On the other hand, the pattern above does not indicate any consistent "leak" of byte mask/accumulator, so I am not exactly eager to yell "compiler error" either.
But I cannot repro any issue parsing/printing locally. And you say this node/cluster _works_ properly, so we should assume all addresses are ok in memory? (netstat supports this).
Which gcc was this build with? Did we change gcc version somewhere?
I think _maybe_ it might be different gcc doing a wild sign extension/type promotion that does not happen with mine... It would explain this (need high bit in high nibble -> 9)
I've pushed a patch to https://github.com/elcallio/scylla.git. Is it possible for you to build this with the same compiler as the image was built with and test?
I've pushed a patch to https://github.com/elcallio/scylla.git. Is it possible for you to build this with the same compiler as the image was built with and test?

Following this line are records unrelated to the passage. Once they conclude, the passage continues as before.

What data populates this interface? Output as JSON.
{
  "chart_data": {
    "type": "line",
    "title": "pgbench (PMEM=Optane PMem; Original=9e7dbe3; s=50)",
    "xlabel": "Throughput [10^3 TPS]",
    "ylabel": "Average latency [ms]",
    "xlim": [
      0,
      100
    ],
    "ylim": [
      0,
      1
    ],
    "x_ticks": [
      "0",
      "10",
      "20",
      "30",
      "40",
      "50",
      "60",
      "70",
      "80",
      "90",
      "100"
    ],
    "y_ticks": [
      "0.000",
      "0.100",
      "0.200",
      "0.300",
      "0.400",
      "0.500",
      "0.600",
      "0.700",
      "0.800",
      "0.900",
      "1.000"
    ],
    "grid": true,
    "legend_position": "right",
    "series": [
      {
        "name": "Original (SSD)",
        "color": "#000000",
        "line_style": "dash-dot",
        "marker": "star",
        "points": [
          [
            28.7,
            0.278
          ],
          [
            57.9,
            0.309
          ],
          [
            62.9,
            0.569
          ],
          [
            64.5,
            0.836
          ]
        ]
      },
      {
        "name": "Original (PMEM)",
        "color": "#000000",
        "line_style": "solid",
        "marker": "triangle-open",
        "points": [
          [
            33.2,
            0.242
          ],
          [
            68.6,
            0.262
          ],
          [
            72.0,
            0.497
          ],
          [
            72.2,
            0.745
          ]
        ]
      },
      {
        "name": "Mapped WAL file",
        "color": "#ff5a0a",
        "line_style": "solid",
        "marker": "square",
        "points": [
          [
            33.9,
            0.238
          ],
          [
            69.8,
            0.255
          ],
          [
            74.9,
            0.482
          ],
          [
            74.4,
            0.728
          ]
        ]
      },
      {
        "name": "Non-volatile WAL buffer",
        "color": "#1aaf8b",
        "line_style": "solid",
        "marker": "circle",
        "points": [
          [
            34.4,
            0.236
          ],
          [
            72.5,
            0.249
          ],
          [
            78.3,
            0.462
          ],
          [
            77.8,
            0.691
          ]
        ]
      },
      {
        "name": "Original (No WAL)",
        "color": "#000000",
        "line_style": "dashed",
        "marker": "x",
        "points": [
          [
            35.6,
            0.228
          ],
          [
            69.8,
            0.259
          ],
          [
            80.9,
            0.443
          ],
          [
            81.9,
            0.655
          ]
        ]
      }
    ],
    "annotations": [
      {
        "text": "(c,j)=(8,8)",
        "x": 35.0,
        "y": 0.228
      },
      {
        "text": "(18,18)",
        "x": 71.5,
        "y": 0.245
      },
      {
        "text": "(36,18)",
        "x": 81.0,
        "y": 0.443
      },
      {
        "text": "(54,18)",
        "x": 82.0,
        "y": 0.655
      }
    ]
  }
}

in general lines, the test uses an AMI pre-created with specific version, or in my case, i'm calling latest AMI created for 3.3.
I will check later how i can create an AMI with your patch e get a ride to it.
@fgelcer ping
@slivne @elcallio , after lots of fighting I succeeded to build an AMI with @elcallio code, but is looks bogus:
/tmp/tmp.TVQD8HscRO/cassandra-env.sh: line 90: [: -ge: unary operator expected
then it fails the whole SCT execution as it was Unable to get nodetool status
@fgelcer I think you a scylla-tools-java that was broken - can you please provide the commit you used for scylla-tools-java
So if you used a version that is scylladb/scylla-tools-java@6d76e51472ae3350cbe9b9adc2134eec616d9318 or scylladb/scylla-tools-java@d3e5bbe208e1fd3dea7f4bdf82489c14b2f3e210 then its clear that it why it was broken.
there is a fix in master to fix this scylladb/scylla-tools-java@2f73d3ae37718ec9f7f1e1cd4bffc96aa4db5d9c
after scylla-tools-java were fixed, i'm building a new AMI and hopefully tomorrow it will be ready to give a try
@slivne / @elcallio , I confirm now (after lots of efforts to create and execute the AMI with @elcallio 's commit) that it works (actually the test failed with some unrelated issues).
@elcallio , can you please patch your change?
Thank you.
@slivne was this fix backported to 4.0? Because of I receive it with 4.0.rc3-0.20200501.eee4c00e29 version.
Gossip info also returns wrong IP (like nodetool status)
@slivne was this fix backported to 4.0? Because of I receive it with
4.0.rc3-0.20200501.eee4c00e29version.Gossip info also returns wrong IP (like nodetool status)
nope, this commit isn't in branch-4.0
Backported to 4.0, 3.3 (4.1 is safe).
Is there any plan for a new release on packages for 3.3 and 4.0 to address this?
It appears this bug also affects all currently packaged versions, and appears to prevent initializing a cluster with IPv6.
Yes, new 3.3 and 4.0 point releases will be issued with this fix.
Is there a planned date for the point releases @avikivity?
(Asking only because we're trying to schedule a deployment on our side that needs this fix. )
@lseelenbinder we'll likely to start rolling them tomorrow (we were waiting for #6627, which just landed).
Perfect鈥攖hank you! Definitely makes sense to wait on #6627.